Honestly I have no more ideas about what I'm doing wrong...

Furthermore I tried to execute the program on my laptop (dual core) setting a single-node cluster with the same configuration of the real cluster and the same jar. In this case everything works perfectly so I'm quietly sure the problem is in the job manager.
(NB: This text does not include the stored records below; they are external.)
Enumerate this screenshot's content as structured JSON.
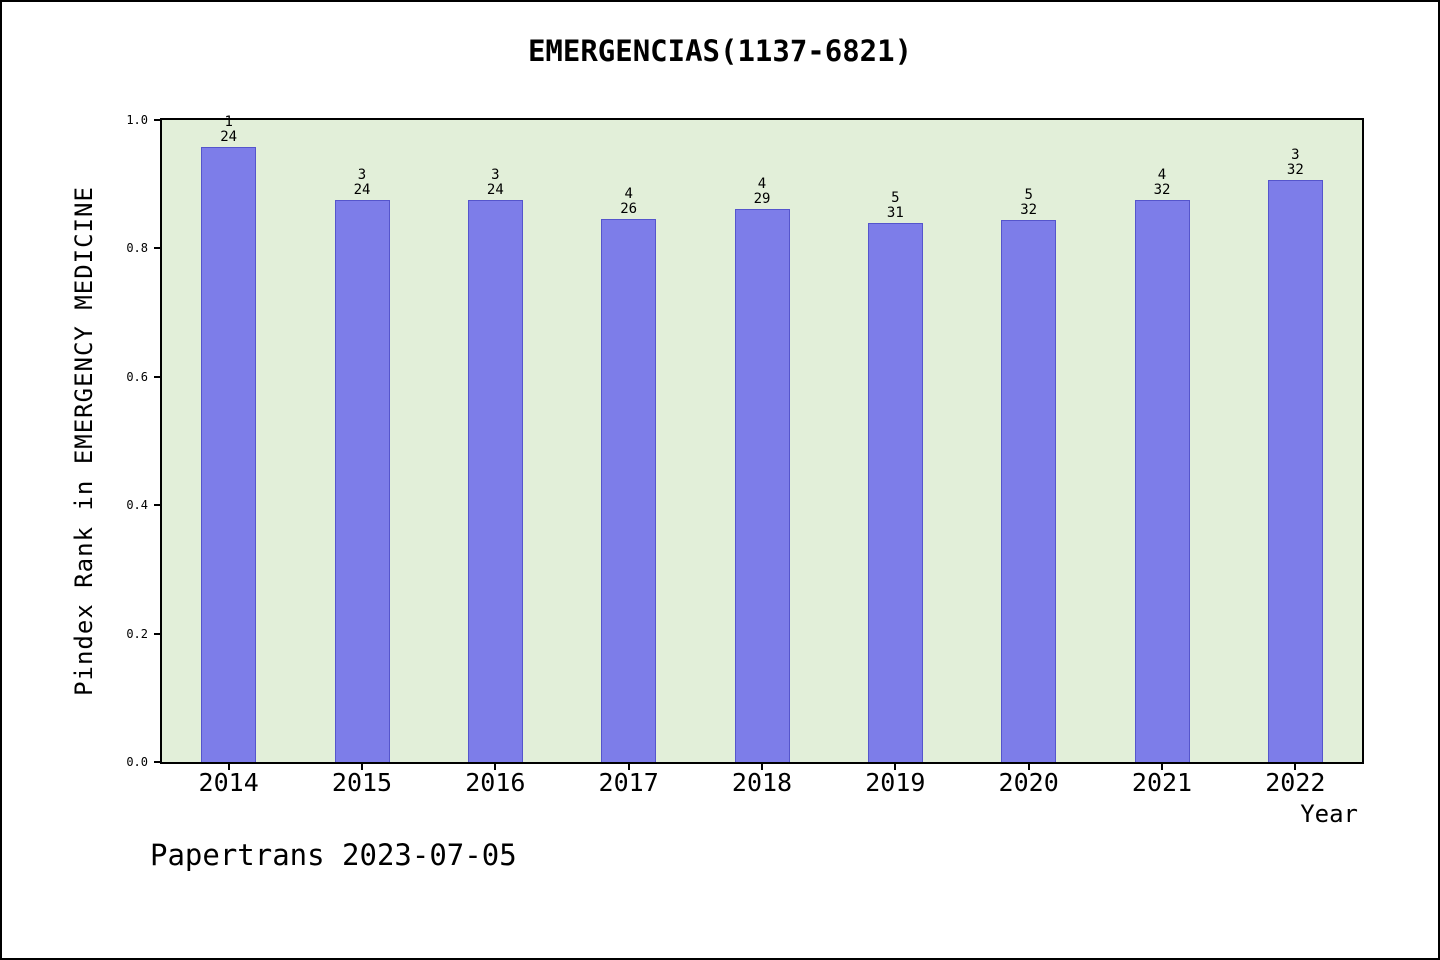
{
  "footer": "Papertrans 2023-07-05",
  "chart_data": {
    "type": "bar",
    "title": "EMERGENCIAS(1137-6821)",
    "xlabel": "Year",
    "ylabel": "Pindex Rank in EMERGENCY MEDICINE",
    "categories": [
      "2014",
      "2015",
      "2016",
      "2017",
      "2018",
      "2019",
      "2020",
      "2021",
      "2022"
    ],
    "values": [
      0.958,
      0.875,
      0.875,
      0.846,
      0.862,
      0.839,
      0.844,
      0.875,
      0.906
    ],
    "bar_labels": [
      {
        "rank": "1",
        "total": "24"
      },
      {
        "rank": "3",
        "total": "24"
      },
      {
        "rank": "3",
        "total": "24"
      },
      {
        "rank": "4",
        "total": "26"
      },
      {
        "rank": "4",
        "total": "29"
      },
      {
        "rank": "5",
        "total": "31"
      },
      {
        "rank": "5",
        "total": "32"
      },
      {
        "rank": "4",
        "total": "32"
      },
      {
        "rank": "3",
        "total": "32"
      }
    ],
    "ylim": [
      0.0,
      1.0
    ],
    "yticks": [
      "0.0",
      "0.2",
      "0.4",
      "0.6",
      "0.8",
      "1.0"
    ],
    "grid": false,
    "legend": false,
    "colors": {
      "bar_fill": "#7d7de9",
      "bar_edge": "#5555cc",
      "plot_background": "#e2efd9",
      "figure_background": "#ffffff",
      "text": "#000000"
    }
  }
}
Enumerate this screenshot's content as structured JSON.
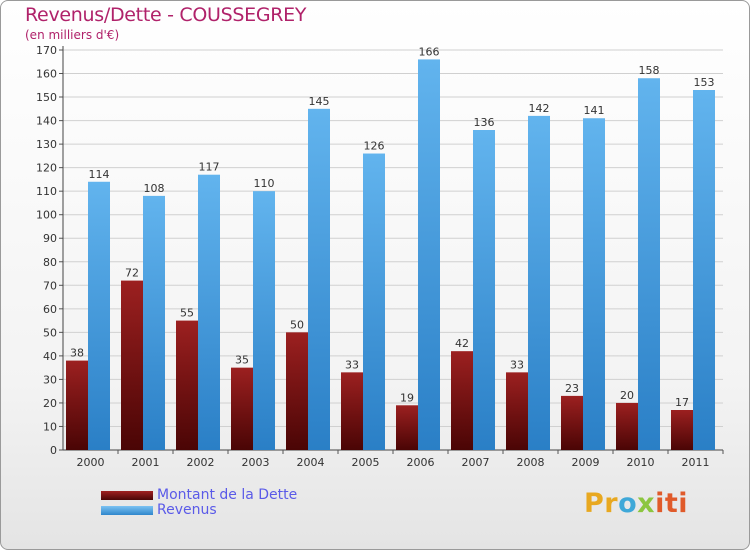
{
  "chart_data": {
    "type": "bar",
    "title": "Revenus/Dette - COUSSEGREY",
    "subtitle": "(en milliers d'€)",
    "xlabel": "",
    "ylabel": "",
    "ylim": [
      0,
      170
    ],
    "yticks": [
      0,
      10,
      20,
      30,
      40,
      50,
      60,
      70,
      80,
      90,
      100,
      110,
      120,
      130,
      140,
      150,
      160,
      170
    ],
    "grid": true,
    "categories": [
      "2000",
      "2001",
      "2002",
      "2003",
      "2004",
      "2005",
      "2006",
      "2007",
      "2008",
      "2009",
      "2010",
      "2011"
    ],
    "series": [
      {
        "name": "Montant de la Dette",
        "color": "#7a1010",
        "values": [
          38,
          72,
          55,
          35,
          50,
          33,
          19,
          42,
          33,
          23,
          20,
          17
        ]
      },
      {
        "name": "Revenus",
        "color": "#4fa6e6",
        "values": [
          114,
          108,
          117,
          110,
          145,
          126,
          166,
          136,
          142,
          141,
          158,
          153
        ]
      }
    ],
    "legend_position": "bottom-left"
  },
  "legend": {
    "debt_label": "Montant de la Dette",
    "revenue_label": "Revenus"
  },
  "logo": {
    "part1": "Pr",
    "part2": "o",
    "part3": "x",
    "part4": "iti"
  }
}
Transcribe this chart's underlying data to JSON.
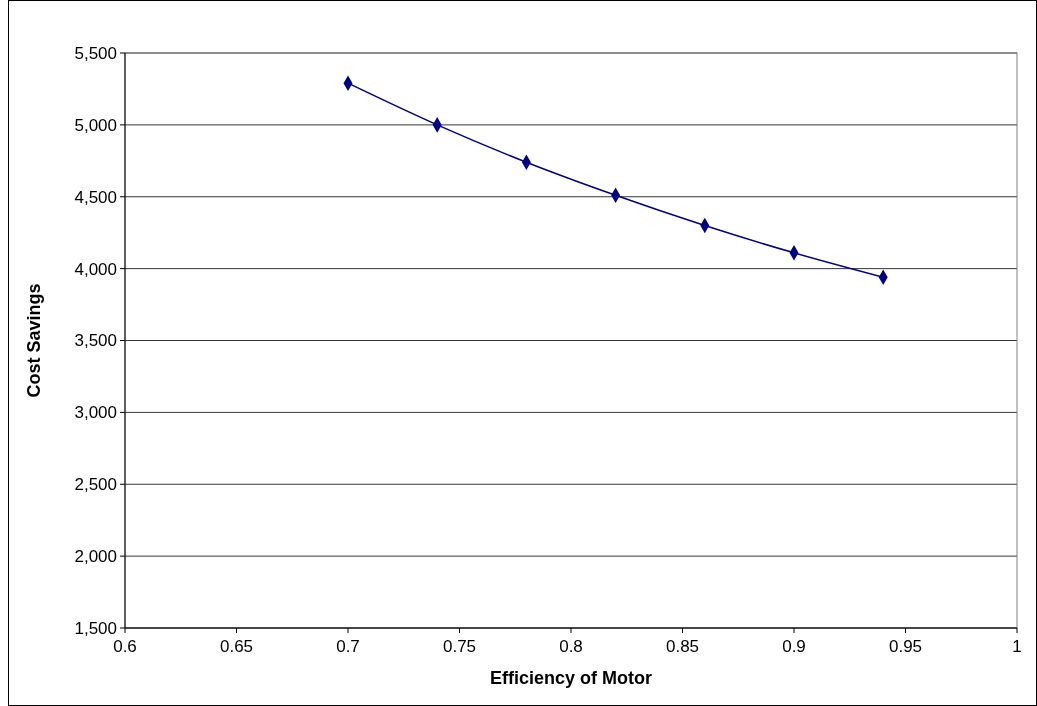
{
  "chart_data": {
    "type": "line",
    "xlabel": "Efficiency of Motor",
    "ylabel": "Cost Savings",
    "x": [
      0.7,
      0.74,
      0.78,
      0.82,
      0.86,
      0.9,
      0.94
    ],
    "series": [
      {
        "color": "#000080",
        "values": [
          5290,
          5000,
          4740,
          4510,
          4300,
          4110,
          3940
        ]
      }
    ],
    "xlim": [
      0.6,
      1
    ],
    "xticks": [
      0.6,
      0.65,
      0.7,
      0.75,
      0.8,
      0.85,
      0.9,
      0.95,
      1
    ],
    "ylim": [
      1500,
      5500
    ],
    "yticks": [
      {
        "value": 1500,
        "label": "1,500"
      },
      {
        "value": 2000,
        "label": "2,000"
      },
      {
        "value": 2500,
        "label": "2,500"
      },
      {
        "value": 3000,
        "label": "3,000"
      },
      {
        "value": 3500,
        "label": "3,500"
      },
      {
        "value": 4000,
        "label": "4,000"
      },
      {
        "value": 4500,
        "label": "4,500"
      },
      {
        "value": 5000,
        "label": "5,000"
      },
      {
        "value": 5500,
        "label": "5,500"
      }
    ],
    "grid": "y",
    "marker": "diamond",
    "line_style": "solid"
  }
}
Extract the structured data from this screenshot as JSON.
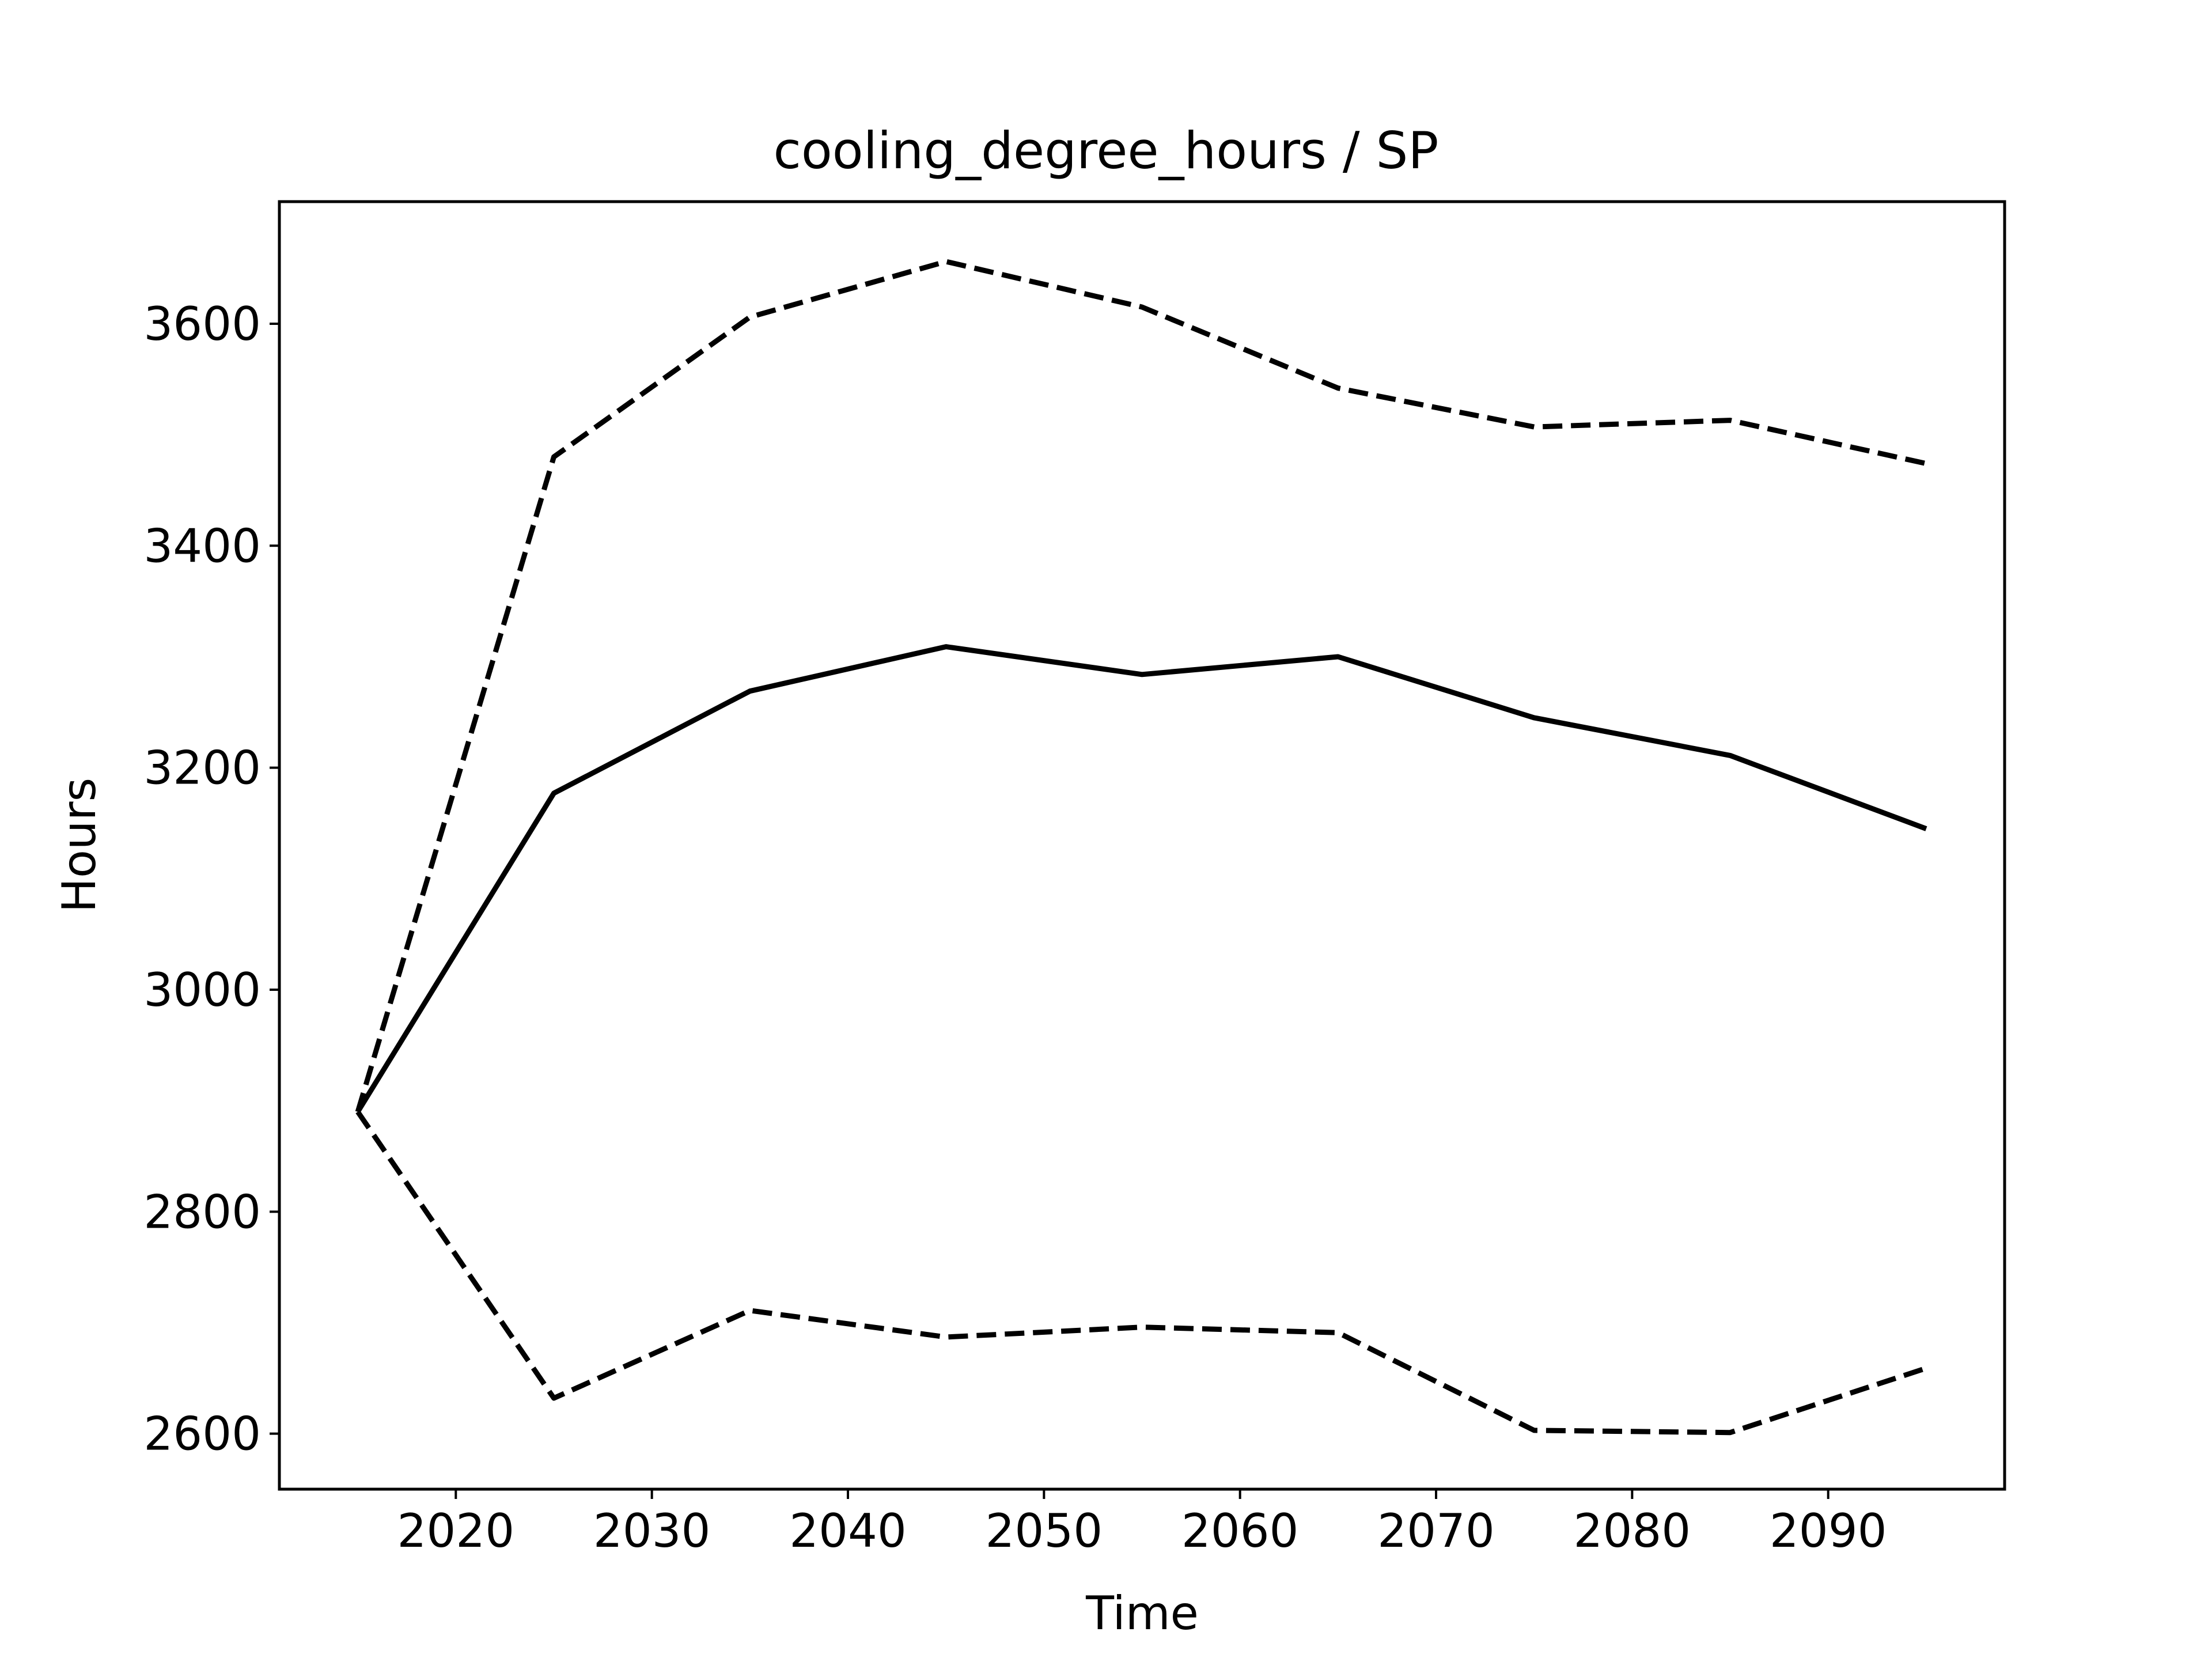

P.S. On stack overflow I found this reply of the same problem:TaskManager loss/killed but I don't understand how to set a different garbage collector.

1
What is the parallelism with which you start the job? Can it be that you are running a CPU intensive job which is only executed on the machine on which the JobManager is running? Then this could block the heartbeats from being processed correctly. Try not starting a TM on the machine where the JM is running? Sharing the logs of the JM and the TMs could also help solving your problem.Till Rohrmann
I commented parallelism because I have some operators that operates at 2 and some at 1. I have executed more experiment. I noted that until a certain load the cluster is able to perform the task correctly (but using just one node) while if I add more load (duplicating operators on others data for example) the previous error is showed. I set the G1 garbage collector, no results. Continue...Akinn
I followed your hint configuring 1JM and just 2 TM and executed a relatively light program. It is executed correctly but, even in this case, just on one node (the n.3). Each core of that was busy on > 92% of cpu usage, memory about 80-85%. I attach the logs (stackOV_1JM_2TM_OK): dropbox.com/s/w6uvgmhdg2bom49/stackOV_1JM_2TM_OK.zip?dl=0Akinn
Then I executed an heavy version with many operators (the one that fails) in order to lead flink to distribute the load. In this case just the node 2 is occupied (one core at 90%, the other one at 30%). the job doesn't produce results and crash killing TM. Logs (stackOV_1JM_2TM_HEAVY_ERROR): dropbox.com/s/rbyhn1o8ama9we3/…Akinn
Is it a network intensive job? My thought is that maybe a lot of data is being requested and sent to the flink job constantly that things are getting backed up because you don't have enough bandwidth to the cluster to handle the volume.Jicaar

1 Answers

0
votes

This problem happened to me when a task manager runs out of memory and when the GC takes too much time trying to free some memory.

Try to use more Ram or decrease the memory requirements of your tasks.